ORNL shared the cost of the United Health Care plan with retirees on a 50:50 basis and will continue to do so for prescription medications under the new plan. ORNL has stated its intention to continue to share other health care costs on an approximately 50:50 basis, based on the average cost that participants must pay. It does this by contributing a fixed amount of funds to each individual’s Health Reimbursement Account, which can be then used to offset the cost of medical expenses and non-prescription drugs, at the discretion of the individual retiree or spouse. For 2013, the contributed amount is $600 per year per individual. The retiree share of prescription drug cost is $96 per month.
ORNL contracted with Extend Health, Inc., to manage the migration of some 3472 retirees and spouses into individual insurance plans and to service those participants, beginning July 1, 2012. It was a massive, complicated, detail-ridden task. It generated considerable frustration, insecurity, mistrust, and resentment among the retiree population. CORRE conducted a survey at the time, to identify problems and clarify experiences with the new plan. Click here to access the report of that survey.

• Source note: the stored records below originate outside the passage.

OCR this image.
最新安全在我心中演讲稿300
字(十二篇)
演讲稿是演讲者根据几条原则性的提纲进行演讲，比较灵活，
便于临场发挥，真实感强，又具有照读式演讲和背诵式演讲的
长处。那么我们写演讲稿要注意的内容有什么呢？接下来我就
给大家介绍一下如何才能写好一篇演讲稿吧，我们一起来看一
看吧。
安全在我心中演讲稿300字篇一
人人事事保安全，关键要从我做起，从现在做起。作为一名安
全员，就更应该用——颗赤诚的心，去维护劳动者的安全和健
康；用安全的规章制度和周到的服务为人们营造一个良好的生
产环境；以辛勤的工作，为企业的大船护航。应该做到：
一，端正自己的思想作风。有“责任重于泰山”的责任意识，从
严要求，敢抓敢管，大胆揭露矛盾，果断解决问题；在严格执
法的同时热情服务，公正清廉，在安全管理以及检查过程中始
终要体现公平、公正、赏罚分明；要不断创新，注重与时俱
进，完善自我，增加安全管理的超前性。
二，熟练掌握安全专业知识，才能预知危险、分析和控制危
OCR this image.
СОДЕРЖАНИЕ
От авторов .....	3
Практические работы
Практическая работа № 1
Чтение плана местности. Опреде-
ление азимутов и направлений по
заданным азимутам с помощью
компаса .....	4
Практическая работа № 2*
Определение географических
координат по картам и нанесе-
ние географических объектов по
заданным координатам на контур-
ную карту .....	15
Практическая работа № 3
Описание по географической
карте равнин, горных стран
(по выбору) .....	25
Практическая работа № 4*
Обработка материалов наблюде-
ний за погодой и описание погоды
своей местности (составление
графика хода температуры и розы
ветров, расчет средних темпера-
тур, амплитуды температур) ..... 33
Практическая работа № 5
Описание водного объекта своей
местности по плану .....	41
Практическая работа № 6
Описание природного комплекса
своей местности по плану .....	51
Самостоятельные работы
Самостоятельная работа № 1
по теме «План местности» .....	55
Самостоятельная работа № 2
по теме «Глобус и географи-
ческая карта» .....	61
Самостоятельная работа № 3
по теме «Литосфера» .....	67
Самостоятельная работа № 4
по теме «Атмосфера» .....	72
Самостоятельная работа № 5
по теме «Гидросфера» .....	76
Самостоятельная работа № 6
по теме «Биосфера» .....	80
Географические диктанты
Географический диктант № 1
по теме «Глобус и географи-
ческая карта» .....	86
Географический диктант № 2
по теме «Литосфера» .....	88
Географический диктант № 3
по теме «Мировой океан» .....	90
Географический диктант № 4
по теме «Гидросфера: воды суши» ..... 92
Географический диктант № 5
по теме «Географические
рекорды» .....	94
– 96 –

The impact on retirees and spouses, as measured by the CORRE survey of its membership, was a significant increase in healthcare cost. The size of the increase varied greatly, depending on each individual and the insurance plan that he or she selected. Cost increases of as much as 50% were experienced by some retirees. Even when allowance is made for decreased out-of-pocket costs, using cost estimates provided by Extend, the survey indicated an average cost increase of ~14% per participant. Moreover, the new program is inherently more costly to the elderly. Clearly, ORNL benefited financially from this change—at the expense of retirees and spouses.
CORRE continues to monitor the experience and acceptance of the new program. From the retirees point of view, it is crucial that the 50:50 cost sharing aspect of the program be maintained.